How China’s Goldwind is taking over the turbine world

The Xinjiang Wind Power Company, a forerunner to Goldwind, used $3.2m (£2.5m) from the Danish government to purchase 13 wind turbines in 1989, and a year later, the Dabancheng Wind Farm was connected to the grid.

Wu Gang joined the company around this time, an engineer with a fascination for wind power.

After 10 years of learning his craft, Wu would take his expertise and his experience working at Xinjiang Wind Power Company and establish Goldwind. The two firms would maintain a close relationship over the years: Xinjiang Wind Power Company is still listed as Goldwind’s largest shareholder, although available information about the original company is scant.

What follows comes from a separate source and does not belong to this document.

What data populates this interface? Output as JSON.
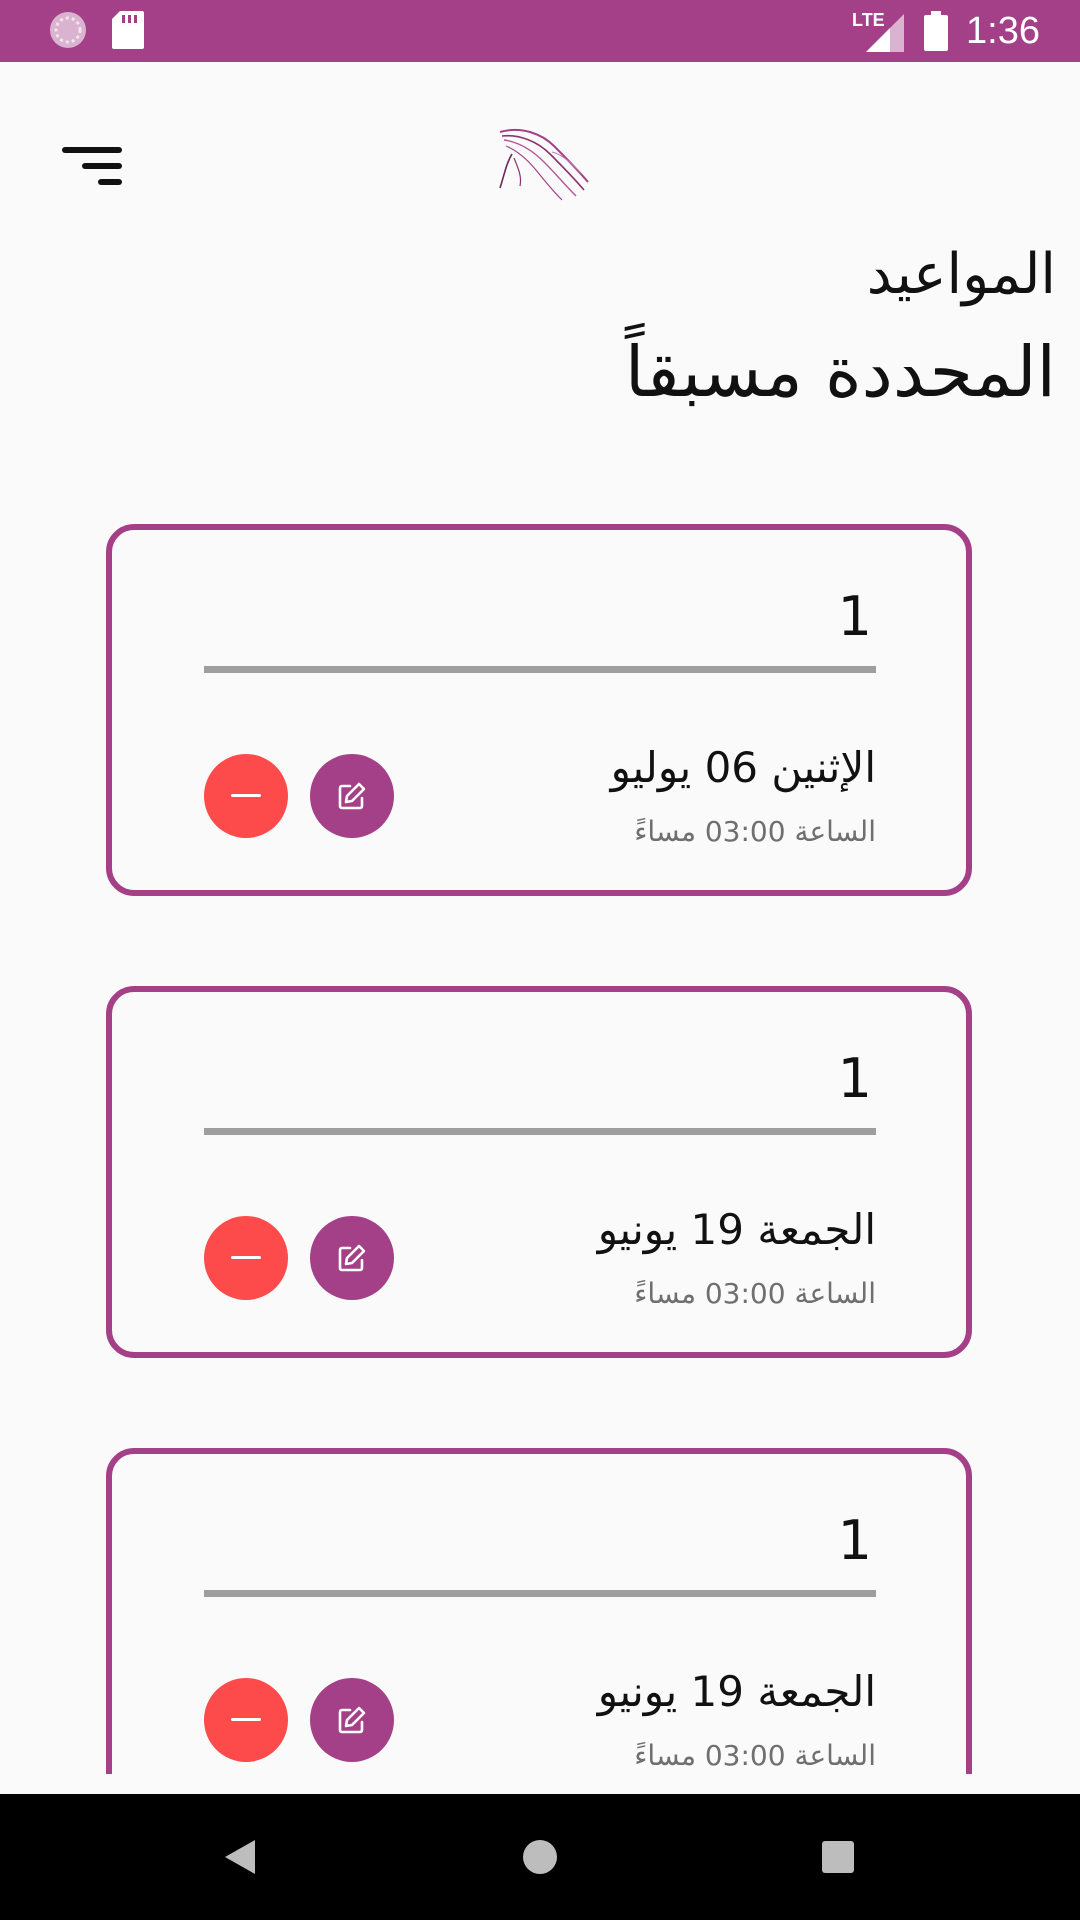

Goldwind was pushed forward in its earliest years by a raft of government assistance, including the secretive 863 Program, which offered financial support for the development of cutting edge technology within China.

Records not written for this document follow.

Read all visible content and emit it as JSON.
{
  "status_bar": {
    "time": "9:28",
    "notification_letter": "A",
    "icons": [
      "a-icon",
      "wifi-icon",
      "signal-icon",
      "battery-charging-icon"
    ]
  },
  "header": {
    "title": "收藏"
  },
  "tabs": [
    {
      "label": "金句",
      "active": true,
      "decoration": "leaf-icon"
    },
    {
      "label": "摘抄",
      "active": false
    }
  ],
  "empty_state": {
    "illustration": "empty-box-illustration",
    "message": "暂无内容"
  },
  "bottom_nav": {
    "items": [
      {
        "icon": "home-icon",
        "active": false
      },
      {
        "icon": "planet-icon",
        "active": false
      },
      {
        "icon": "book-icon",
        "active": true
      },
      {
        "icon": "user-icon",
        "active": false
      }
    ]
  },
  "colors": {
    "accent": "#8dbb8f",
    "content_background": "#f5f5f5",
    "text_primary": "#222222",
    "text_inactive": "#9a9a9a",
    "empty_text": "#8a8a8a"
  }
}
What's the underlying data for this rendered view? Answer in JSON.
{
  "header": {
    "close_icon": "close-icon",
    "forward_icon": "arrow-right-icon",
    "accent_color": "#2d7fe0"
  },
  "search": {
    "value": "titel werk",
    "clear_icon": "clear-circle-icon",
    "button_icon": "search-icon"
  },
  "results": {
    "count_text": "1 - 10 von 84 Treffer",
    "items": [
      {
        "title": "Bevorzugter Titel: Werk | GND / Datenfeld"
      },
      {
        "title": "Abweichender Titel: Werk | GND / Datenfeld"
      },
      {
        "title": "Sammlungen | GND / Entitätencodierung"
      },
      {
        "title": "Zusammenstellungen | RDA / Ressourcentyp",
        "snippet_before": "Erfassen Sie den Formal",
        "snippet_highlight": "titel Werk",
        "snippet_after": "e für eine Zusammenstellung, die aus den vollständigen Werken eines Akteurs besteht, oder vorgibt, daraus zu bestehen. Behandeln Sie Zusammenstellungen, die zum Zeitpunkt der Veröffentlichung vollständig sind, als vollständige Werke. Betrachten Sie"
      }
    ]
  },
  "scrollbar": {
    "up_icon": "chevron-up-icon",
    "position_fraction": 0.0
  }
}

Other products of this plan included the Loongson computer processor family, the Tianhe supercomputers, and the Shenzhou spacecraft.

In the early 2000s, Goldwind emerged from its fledgling state to make its first two serious moves: the opening of its first assembly line in Urumqi, and then the signing of a joint design and technology transfer contract for 1.2MW permanent magnet direct drive turbines with the German company Vensys Energy AG.

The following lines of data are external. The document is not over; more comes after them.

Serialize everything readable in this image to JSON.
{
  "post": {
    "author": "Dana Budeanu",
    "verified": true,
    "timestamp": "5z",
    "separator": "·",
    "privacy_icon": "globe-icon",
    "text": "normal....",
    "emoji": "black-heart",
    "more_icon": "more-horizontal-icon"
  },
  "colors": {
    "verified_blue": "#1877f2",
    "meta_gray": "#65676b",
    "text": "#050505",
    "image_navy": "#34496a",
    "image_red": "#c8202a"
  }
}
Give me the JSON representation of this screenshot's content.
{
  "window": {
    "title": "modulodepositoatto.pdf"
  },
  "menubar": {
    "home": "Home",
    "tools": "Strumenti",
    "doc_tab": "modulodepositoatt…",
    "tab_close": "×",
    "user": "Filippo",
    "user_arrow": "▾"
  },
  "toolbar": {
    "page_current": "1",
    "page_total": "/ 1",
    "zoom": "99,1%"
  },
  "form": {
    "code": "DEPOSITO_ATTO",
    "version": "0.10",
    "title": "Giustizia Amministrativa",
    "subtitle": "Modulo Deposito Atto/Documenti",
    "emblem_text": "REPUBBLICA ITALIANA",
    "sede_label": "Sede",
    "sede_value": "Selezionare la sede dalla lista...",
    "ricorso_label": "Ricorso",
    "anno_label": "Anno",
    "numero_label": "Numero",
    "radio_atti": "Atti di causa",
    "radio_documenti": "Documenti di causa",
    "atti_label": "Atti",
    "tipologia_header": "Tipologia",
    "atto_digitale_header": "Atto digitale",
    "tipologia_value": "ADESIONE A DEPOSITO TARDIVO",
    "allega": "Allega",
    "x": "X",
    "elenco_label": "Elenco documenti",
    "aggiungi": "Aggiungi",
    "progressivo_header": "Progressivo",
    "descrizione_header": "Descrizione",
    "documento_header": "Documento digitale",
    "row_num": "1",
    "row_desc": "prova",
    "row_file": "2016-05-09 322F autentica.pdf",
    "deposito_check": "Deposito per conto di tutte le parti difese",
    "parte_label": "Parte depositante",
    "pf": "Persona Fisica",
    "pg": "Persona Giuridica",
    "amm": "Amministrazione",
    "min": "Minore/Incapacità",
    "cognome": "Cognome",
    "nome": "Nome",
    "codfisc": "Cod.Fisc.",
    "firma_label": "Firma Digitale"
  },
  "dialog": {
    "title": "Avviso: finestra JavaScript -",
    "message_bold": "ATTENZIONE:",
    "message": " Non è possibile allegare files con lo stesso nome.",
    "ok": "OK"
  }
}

At the time, Vensys was a second-tier European wind turbine manufacturer. But in acquiring the technology behind its products, Goldwind was able to begin making more sophisticated turbines, for a lower cost, that it could then market as its own.

Goldwind would eventually go on to buy the Hamburg-based company outright, giving the group a solid footing in Europe, and the wealth of expertise it craved.

The company’s crowning moments came in 2009 and 2010. First, Goldwind delivered its first wind turbine to the US, a move unimaginable given the chasm in technological capabilities between the two nations just a few years before.

And then came another stock market listing, this time in Hong Kong, which netted it nearly $1bn.